Olly went off to school for the new term with a spring in her step. The dark rings of anxiety under her mother’s eyes all but vanished. Now both of them could at least picture the place where Matt lived, and what he was doing. One evening, they took out the atlas. Olly’s mother remembered a film she’d seen
about a mountain in Rwanda where gorillas lived. She worked out it must be somewhere in the Virunga range, near Lake Kivu. So now they knew roughly where he was. All of this helped, for a time; but then fresh doubts and anxieties began to surface once again.

“Why didn’t he leave his address?” Olly asked. “Then we could write back to him.”

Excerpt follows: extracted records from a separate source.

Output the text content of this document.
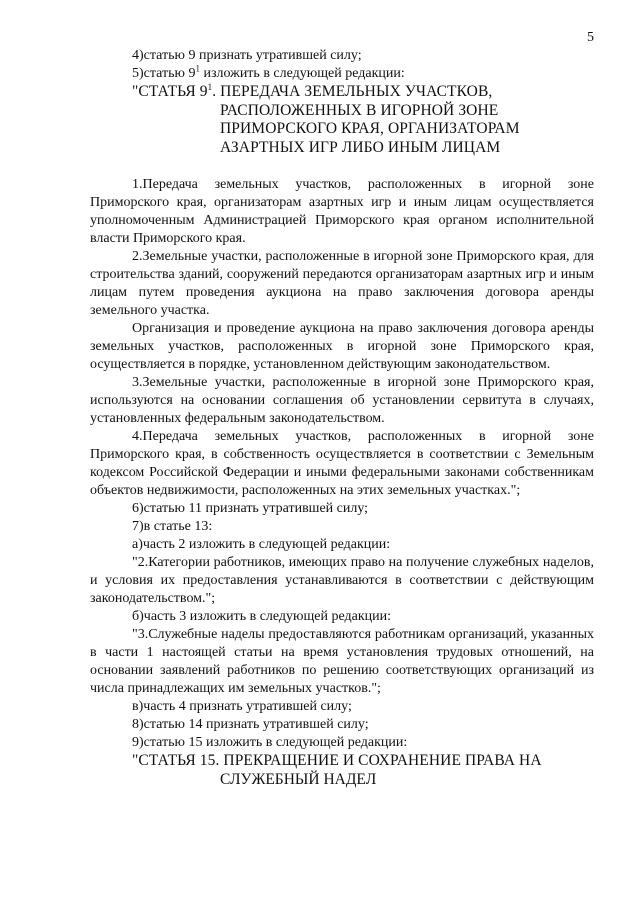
5
4)статью 9 признать утратившей силу;
5)статью $9^1$ изложить в следующей редакции:
"СТАТЬЯ $9^1$. ПЕРЕДАЧА ЗЕМЕЛЬНЫХ УЧАСТКОВ,
РАСПОЛОЖЕННЫХ В ИГОРНОЙ ЗОНЕ
ПРИМОРСКОГО КРАЯ, ОРГАНИЗАТОРАМ
АЗАРТНЫХ ИГР ЛИБО ИНЫМ ЛИЦАМ
1.Передача земельных участков, расположенных в игорной зоне Приморского края, организаторам азартных игр и иным лицам осуществляется уполномоченным Администрацией Приморского края органом исполнительной власти Приморского края.
2.Земельные участки, расположенные в игорной зоне Приморского края, для строительства зданий, сооружений передаются организаторам азартных игр и иным лицам путем проведения аукциона на право заключения договора аренды земельного участка.
Организация и проведение аукциона на право заключения договора аренды земельных участков, расположенных в игорной зоне Приморского края, осуществляется в порядке, установленном действующим законодательством.
3.Земельные участки, расположенные в игорной зоне Приморского края, используются на основании соглашения об установлении сервитута в случаях, установленных федеральным законодательством.
4.Передача земельных участков, расположенных в игорной зоне Приморского края, в собственность осуществляется в соответствии с Земельным кодексом Российской Федерации и иными федеральными законами собственникам объектов недвижимости, расположенных на этих земельных участках.";
6)статью 11 признать утратившей силу;
7)в статье 13:
а)часть 2 изложить в следующей редакции:
"2.Категории работников, имеющих право на получение служебных наделов, и условия их предоставления устанавливаются в соответствии с действующим законодательством.";
б)часть 3 изложить в следующей редакции:
"3.Служебные наделы предоставляются работникам организаций, указанных в части 1 настоящей статьи на время установления трудовых отношений, на основании заявлений работников по решению соответствующих организаций из числа принадлежащих им земельных участков.";
в)часть 4 признать утратившей силу;
8)статью 14 признать утратившей силу;
9)статью 15 изложить в следующей редакции:
"СТАТЬЯ 15. ПРЕКРАЩЕНИЕ И СОХРАНЕНИЕ ПРАВА НА
СЛУЖЕБНЫЙ НАДЕЛ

“Maybe he just forgot,” her mother replied. In their hearts though, both of them knew the real answer. Matt wanted to do what he was doing alone, without them. He’s flown the nest, Olly thought, like the swallows in the garage, he’s flown the nest and gone. Sometimes, when she was feeling sad, she even hated him for it, but never for long. It was hard, hard for her and her mother, but at least they knew that Matt was alive and safe and well; and as time passed, and they became more used to his absence, they found they could be glad for him that he was at least doing what he wanted.

Then Olly came back from school one afternoon and noticed a swallow flying in and out of the garage. She climbed up into the hide to get a closer look. There
was another swallow sitting on the nest. So once again Olly’s mother found her car banished to the street, and once again whenever she wasn’t at school Olly found herself on guard duty up in the hide. She took her mug of tea with her. She even did her homework there sometimes.